Stanislaus playwright and SSU Professor Edward Hernandez will be the master of ceremonies.
http://www.hrmgt.com/play/main.htm
http://www.sflaborcouncil.org/
July 28 (Tuesday) 7:00 PM City College Mission Campus - 1125 Valencia St. Rm 215 at 22nd St., SF
53 Days Local 2 on Stage
Free to members of Local 2 - Sliding donations from $10-$20 (no one turned away due to lack of funds)
53 Days: Local 2 On Stage, is a collaboration between the Labor and Community Studies Department of City College and the Unite Here Local 2. 53 Days tells the story of Local 2’s historic 53 day strike and lock-out of 2004, using the oral history testimonies of the Chinese, Latino, African American and Filipino hotel workers who were at the forefront of the fight. It is a very inspiring, educational and unique performance. Also screening of video of 1946 Hotel Workers Strike.
Sponsored by Labor Studies San Francisco Community College And Unite Here Local 2
http://sites.google.com/site/53daysonstage/Home
July 29 (Wednesday) 7:00 PM (Free) ILWU Local 6 Hall - 255 9th St., SF
Labor Media & Labor Video in The Struggle
Panel discussion with labor videographers Margot Smith, Vivian Price, Judy Montell, Carl Bryant, Steve Zeltzer.
The use of video and film by labor media workers can play a crucial role in educating and building support for working people and unions. These panelists are producing labor media and will talk about how they do it, who they do it for and how it can change the dynamics of the struggle.
July 30 (Thursday) 7:00 PM (Free) IFPTE Local 21 Hall - 1182 Market Street, Rm 425, SF
The Bay Bridge and The Workers
Presentations and Slide Show: Politics, The Bay Bridge and the Workers
A report on the rebuilding of the San Francisco Oakland Bay Bridge (SFOBB) with IFPTE Local 21 and iron worker presenters.
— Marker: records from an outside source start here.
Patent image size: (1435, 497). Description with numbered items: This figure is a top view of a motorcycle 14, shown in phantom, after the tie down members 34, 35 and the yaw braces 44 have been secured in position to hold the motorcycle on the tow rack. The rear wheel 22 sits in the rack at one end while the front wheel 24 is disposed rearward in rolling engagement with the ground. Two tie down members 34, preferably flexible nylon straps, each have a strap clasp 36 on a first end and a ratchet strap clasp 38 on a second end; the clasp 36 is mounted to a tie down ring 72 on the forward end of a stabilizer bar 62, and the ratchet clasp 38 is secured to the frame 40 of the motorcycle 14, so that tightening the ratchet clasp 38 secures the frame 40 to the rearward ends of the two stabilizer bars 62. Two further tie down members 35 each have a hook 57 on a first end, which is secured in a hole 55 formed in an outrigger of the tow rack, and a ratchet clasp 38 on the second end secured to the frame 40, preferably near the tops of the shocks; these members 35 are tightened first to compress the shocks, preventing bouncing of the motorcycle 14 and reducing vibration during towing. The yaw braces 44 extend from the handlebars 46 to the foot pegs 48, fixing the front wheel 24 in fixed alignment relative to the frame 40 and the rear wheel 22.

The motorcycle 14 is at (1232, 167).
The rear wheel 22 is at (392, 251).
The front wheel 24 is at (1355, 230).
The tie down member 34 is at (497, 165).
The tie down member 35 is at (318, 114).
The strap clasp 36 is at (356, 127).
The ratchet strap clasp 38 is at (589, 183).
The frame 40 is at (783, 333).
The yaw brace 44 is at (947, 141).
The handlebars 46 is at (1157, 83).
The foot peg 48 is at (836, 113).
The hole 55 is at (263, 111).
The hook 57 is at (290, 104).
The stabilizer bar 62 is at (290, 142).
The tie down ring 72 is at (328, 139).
The massive reconstruction projects now going on the Eastern Span of the Bay Bridge is wrought in controversy and conflict. This panel will look at the conflict and also how the skilled union building trades workers are building a new monument honoring the talents and skills of working people. We will learn about the process of building a major bridge, what goes into it and how it is done. This is an exciting story of workers’ creativity, organization and planning.
July 31 (Friday) 7:00 PM (Free) Nap’s - 3152 Mission St. at Precita, SF
Please join us to celebrate the last day of the LaborFest with food and the music of the Angry Tired Teachers Band, AT&T and others.